ML: We use our own email list to blast out event announcements. For events we partner with vendors, like last month C1RCA's Adrian Lopez was at the shop for "March Maddness" and we also host a "Game of Skate" event. We try to hold at least two events per month. We are all about the core participant. Word of mouth is really big – this isn't a very big industry and so word gets out.

Starting in October, instead of just events we've really been focusing on promotions to get kids and customers into the stores and we've found that whenever we've done that we've been successful. People have been tighter with their purse strings but by cranking up those promotions we've seen that we can really be successful.

Are you altering the way you buy for 2009? If so, how?
JL: We believe that being safe in this economy is not necessarily the right way to go.
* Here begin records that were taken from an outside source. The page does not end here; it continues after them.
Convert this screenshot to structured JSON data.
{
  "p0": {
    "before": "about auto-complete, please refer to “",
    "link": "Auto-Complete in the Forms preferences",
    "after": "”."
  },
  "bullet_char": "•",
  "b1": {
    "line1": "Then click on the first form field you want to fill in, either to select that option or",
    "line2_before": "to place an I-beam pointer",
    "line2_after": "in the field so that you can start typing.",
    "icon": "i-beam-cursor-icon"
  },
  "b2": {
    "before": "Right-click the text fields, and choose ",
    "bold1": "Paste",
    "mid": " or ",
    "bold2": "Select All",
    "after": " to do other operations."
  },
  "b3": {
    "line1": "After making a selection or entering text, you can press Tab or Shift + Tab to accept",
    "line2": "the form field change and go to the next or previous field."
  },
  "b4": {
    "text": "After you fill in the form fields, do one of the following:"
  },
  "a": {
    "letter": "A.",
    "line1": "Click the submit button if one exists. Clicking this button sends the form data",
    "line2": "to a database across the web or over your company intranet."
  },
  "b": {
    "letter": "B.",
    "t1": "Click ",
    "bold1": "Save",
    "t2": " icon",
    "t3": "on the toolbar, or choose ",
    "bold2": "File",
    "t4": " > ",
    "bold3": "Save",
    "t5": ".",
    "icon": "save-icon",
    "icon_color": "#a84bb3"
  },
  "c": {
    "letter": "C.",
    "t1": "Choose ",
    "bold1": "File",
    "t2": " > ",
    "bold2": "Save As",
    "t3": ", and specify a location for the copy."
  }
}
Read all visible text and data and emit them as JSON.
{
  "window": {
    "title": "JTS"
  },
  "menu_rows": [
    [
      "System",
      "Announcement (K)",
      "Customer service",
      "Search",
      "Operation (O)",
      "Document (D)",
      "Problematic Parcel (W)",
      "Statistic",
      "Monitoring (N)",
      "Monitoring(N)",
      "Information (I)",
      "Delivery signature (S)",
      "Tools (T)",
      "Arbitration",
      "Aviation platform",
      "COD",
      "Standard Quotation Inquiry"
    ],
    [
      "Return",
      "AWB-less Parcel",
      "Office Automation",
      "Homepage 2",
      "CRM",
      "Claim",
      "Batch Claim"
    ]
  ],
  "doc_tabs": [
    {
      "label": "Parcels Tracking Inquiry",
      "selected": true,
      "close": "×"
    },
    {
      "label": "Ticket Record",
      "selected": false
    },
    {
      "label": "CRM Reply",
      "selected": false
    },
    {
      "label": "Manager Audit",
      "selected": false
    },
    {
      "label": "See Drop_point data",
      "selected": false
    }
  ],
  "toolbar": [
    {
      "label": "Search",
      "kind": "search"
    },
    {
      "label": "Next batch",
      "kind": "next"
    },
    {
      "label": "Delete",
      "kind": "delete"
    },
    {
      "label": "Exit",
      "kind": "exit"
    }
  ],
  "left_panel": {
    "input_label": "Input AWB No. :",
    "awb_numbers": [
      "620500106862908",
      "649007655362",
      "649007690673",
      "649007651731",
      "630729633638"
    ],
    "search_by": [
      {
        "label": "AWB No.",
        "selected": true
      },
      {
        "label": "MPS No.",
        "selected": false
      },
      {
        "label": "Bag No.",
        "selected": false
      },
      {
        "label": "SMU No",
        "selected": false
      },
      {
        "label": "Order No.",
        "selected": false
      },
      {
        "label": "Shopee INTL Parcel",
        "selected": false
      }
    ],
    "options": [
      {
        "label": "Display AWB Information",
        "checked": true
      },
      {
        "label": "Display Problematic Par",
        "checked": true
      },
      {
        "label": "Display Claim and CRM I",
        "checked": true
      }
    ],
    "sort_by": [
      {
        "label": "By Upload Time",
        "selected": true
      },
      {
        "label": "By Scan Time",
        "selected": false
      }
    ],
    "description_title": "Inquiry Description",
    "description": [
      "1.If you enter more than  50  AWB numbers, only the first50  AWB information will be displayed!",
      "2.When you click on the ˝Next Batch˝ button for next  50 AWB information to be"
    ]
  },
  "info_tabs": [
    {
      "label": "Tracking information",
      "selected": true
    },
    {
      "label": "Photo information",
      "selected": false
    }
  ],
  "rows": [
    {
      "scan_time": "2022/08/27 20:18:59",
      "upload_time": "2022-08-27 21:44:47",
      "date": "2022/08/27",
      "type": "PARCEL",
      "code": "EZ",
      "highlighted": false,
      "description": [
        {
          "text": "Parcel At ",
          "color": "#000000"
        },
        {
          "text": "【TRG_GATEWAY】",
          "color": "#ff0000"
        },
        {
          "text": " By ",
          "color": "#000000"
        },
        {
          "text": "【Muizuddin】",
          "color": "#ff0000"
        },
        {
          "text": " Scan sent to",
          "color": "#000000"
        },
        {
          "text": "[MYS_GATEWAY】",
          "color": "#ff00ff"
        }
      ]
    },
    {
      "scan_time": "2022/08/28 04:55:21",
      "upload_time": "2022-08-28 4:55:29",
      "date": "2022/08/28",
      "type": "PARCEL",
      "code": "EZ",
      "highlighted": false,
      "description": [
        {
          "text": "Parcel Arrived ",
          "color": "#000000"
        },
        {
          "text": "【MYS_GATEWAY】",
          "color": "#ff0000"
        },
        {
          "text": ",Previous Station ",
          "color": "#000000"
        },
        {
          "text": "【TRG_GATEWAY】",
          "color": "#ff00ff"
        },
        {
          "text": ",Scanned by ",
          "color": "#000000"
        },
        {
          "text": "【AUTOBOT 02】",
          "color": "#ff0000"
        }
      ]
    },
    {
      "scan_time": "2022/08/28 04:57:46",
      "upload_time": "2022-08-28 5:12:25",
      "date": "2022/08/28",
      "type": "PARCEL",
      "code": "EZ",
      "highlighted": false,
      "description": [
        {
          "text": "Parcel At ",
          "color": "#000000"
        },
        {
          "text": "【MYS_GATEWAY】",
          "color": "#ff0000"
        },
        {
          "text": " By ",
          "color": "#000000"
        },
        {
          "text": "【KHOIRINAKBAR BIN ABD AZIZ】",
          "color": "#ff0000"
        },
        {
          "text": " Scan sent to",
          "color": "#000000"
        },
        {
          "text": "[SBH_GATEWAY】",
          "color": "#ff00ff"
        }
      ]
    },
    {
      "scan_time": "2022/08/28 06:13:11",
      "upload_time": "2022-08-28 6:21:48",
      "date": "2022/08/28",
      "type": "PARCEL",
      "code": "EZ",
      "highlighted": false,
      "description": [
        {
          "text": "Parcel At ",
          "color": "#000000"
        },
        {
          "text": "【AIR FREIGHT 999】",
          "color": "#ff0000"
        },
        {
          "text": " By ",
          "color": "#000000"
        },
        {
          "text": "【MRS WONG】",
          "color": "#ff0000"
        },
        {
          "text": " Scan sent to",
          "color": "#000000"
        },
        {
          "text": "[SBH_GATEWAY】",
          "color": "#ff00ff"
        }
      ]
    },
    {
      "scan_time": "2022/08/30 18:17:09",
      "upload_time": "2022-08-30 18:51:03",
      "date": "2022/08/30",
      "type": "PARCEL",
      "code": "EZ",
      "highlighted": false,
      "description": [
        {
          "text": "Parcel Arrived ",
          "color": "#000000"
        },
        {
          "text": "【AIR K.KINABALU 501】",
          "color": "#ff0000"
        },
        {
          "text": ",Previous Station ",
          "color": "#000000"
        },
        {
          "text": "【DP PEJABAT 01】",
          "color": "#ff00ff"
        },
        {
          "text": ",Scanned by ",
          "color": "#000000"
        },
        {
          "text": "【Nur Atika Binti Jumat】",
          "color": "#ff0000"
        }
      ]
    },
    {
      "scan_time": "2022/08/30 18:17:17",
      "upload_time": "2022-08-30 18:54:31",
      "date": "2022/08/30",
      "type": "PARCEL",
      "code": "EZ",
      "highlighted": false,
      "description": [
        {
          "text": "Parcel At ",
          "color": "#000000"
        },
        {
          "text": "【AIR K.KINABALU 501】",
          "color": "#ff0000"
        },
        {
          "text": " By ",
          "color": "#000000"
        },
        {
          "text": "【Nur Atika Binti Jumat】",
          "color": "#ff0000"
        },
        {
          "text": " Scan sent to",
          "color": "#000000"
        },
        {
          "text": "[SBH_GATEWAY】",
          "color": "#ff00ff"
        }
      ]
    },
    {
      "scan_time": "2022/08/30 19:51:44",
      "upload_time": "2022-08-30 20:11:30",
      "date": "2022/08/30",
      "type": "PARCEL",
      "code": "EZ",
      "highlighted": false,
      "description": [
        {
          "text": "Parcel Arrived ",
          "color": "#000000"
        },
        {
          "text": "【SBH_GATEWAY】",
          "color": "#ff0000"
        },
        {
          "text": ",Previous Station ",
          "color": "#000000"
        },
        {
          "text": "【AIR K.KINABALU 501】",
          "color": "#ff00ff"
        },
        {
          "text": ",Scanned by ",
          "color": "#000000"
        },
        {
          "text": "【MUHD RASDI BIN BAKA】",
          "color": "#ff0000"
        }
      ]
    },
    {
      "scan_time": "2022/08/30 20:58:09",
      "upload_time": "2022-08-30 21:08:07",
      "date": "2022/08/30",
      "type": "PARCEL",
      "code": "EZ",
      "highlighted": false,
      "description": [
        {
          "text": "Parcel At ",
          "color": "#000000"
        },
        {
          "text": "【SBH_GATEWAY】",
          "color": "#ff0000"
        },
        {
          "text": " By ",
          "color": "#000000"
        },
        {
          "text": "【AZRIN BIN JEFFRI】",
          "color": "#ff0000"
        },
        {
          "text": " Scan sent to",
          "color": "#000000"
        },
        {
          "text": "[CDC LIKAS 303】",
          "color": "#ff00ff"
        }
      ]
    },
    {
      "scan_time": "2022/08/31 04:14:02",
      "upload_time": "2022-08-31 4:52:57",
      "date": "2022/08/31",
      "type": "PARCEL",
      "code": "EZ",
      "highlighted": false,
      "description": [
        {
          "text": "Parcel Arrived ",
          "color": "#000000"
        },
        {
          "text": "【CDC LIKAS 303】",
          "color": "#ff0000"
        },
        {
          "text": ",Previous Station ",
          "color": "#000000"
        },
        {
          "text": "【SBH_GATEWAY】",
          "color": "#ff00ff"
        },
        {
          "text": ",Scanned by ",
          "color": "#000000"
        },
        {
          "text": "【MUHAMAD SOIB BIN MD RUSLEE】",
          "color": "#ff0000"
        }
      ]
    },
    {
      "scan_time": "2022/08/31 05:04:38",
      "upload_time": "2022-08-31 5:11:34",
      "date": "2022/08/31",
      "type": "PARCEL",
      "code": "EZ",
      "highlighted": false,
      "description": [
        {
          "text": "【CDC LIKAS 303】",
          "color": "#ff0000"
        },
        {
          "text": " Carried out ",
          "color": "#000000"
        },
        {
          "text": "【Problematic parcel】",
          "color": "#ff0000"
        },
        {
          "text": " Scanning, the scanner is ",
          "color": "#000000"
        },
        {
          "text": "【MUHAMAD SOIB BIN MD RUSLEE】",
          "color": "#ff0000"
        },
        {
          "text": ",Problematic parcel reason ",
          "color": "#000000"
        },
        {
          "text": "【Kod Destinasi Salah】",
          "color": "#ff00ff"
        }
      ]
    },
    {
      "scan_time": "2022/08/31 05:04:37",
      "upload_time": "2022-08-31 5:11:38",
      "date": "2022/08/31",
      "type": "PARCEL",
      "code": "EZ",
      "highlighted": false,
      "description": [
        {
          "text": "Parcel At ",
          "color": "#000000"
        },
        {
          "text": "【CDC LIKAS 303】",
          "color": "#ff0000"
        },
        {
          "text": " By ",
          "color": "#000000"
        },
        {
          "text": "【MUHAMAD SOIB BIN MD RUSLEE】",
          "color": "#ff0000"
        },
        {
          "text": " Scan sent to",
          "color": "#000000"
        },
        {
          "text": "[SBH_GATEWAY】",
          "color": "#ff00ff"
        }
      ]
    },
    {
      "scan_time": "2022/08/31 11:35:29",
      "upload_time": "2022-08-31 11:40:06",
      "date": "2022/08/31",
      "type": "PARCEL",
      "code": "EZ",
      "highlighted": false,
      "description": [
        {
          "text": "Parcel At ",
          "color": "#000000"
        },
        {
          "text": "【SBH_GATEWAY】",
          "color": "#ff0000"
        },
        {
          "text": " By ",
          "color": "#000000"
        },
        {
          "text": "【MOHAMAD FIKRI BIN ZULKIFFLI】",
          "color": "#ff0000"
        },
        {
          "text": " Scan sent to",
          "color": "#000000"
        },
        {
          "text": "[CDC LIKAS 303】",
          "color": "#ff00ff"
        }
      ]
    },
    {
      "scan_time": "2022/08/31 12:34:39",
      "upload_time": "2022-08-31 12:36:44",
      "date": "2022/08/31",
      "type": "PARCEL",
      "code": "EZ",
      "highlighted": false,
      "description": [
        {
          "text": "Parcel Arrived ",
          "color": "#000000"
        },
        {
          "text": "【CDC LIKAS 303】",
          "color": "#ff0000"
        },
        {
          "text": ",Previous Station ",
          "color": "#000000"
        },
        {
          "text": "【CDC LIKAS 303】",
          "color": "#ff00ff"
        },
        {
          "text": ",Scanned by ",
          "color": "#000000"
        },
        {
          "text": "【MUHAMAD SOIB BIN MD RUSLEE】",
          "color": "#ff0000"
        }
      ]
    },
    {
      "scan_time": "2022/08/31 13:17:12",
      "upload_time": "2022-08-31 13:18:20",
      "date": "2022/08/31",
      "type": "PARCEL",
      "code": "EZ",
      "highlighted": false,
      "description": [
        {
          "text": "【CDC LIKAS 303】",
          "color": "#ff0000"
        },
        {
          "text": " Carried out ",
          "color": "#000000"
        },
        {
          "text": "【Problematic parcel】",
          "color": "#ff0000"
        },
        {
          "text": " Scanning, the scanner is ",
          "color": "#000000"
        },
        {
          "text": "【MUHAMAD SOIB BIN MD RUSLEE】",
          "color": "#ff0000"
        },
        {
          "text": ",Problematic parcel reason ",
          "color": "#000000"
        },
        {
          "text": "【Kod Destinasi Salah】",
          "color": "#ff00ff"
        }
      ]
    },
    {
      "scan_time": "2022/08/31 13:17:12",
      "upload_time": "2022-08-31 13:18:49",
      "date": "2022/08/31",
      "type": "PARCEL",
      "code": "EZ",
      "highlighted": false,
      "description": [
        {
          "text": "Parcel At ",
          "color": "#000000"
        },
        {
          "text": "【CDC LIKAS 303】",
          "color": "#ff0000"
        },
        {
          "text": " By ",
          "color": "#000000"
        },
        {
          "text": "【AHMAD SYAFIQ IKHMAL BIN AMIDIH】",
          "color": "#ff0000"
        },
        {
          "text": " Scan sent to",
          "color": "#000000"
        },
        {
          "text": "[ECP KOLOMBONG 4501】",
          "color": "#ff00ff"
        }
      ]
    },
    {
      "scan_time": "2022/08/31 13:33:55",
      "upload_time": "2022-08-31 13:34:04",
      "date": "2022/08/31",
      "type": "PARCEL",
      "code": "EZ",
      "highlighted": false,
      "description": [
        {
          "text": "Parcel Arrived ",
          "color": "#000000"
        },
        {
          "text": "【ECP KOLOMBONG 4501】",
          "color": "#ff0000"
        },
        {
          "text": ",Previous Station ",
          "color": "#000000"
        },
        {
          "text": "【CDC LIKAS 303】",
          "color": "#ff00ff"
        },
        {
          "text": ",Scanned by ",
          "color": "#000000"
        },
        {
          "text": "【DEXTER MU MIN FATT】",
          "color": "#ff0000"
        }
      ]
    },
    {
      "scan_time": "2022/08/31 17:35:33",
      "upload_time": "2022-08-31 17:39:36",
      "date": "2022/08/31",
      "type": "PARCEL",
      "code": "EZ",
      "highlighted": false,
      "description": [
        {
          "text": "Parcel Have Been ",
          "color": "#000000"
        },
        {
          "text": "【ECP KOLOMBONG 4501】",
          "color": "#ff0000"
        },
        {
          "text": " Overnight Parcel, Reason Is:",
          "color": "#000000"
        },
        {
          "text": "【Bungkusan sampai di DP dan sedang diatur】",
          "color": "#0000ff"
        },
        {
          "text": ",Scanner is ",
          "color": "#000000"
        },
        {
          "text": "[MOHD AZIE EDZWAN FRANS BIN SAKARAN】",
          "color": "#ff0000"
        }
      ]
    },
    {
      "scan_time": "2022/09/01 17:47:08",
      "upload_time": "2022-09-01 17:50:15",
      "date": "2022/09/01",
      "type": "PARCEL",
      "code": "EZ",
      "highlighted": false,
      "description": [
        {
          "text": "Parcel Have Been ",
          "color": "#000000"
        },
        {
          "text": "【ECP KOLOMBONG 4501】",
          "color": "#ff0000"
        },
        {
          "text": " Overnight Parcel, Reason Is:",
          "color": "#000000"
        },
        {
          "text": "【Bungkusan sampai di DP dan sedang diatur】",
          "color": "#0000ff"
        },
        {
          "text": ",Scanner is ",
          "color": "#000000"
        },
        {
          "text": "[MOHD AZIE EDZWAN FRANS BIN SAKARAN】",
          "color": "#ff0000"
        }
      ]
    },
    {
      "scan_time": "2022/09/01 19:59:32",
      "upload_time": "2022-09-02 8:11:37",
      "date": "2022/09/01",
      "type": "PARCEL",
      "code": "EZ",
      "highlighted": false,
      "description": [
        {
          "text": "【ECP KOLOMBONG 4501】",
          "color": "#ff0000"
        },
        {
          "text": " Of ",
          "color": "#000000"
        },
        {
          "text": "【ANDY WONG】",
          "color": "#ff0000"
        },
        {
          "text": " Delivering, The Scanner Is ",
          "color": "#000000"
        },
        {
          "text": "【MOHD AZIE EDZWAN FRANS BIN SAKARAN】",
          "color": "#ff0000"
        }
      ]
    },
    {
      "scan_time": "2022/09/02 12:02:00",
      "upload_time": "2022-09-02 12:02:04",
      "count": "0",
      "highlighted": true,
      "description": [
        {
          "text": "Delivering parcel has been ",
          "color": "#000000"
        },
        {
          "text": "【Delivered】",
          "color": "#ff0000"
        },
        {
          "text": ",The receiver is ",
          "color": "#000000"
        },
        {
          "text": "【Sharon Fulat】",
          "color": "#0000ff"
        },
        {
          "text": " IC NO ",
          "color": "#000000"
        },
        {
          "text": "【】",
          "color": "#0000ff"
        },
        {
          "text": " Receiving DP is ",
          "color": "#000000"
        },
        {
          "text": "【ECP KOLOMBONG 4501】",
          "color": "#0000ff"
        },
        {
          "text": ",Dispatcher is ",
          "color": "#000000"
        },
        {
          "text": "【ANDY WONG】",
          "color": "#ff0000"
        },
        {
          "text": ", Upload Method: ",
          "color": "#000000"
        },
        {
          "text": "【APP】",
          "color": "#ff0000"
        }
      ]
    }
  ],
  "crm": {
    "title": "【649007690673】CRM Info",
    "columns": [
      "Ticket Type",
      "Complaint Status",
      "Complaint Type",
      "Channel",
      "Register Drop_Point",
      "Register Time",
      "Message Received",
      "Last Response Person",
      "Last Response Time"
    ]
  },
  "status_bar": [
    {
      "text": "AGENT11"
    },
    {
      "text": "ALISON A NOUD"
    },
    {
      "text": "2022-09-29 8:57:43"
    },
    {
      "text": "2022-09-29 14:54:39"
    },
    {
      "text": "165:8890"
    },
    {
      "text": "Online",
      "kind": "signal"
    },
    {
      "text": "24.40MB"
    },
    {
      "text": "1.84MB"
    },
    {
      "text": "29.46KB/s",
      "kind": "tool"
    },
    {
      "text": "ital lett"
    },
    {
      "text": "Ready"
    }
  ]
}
When times get tough people have fewer cash to spend, but what they do have they look at as much more special and they want to spend it on something that is just as special and meaningful to them. It's good to take smart risks. We are making sure that we are being real tight and narrowing core pieces, but we still want to stand for the same thing we always did before the turn of the economy, which is hot, new product and authenticity of the sports.

ML: We are still bringing on new brands. We've carried Comune and Insight in the past and we brought them on again, and we are also bringing on more urban, lifestyle brands such as 10 Deep. In surf, we are bringing on Super as a new brand for us this year. We've trimmed down a few national brands that you might find at a PacSun, but a lot of that is not driven by the economy, its driven by the customer demand and what fits our image.

Are you working closer with any particular brands?
Channel Islands – we've been working closer with them, and we've been laying groundwork to do special events with Burton.

We also work with Element on the artist series, and will feature Don Pendleton as our next artist. In the past we've worked with Comune's Corey Smith to create some big wall hangings around the store and original artwork for sale, with all proceeds going to the artist. We've also launched some limited edition product around it.

Does 9 Star have its own shop decks?
JL: We always have our own shop deck and put out a new one every 4 weeks. We also do collabs with other brands. It's really important in skate decks because they are a good price point and we've built a good following with kids.

ML: Kids are always waiting for the new 9 Star decks to drop. They like to rep their home base.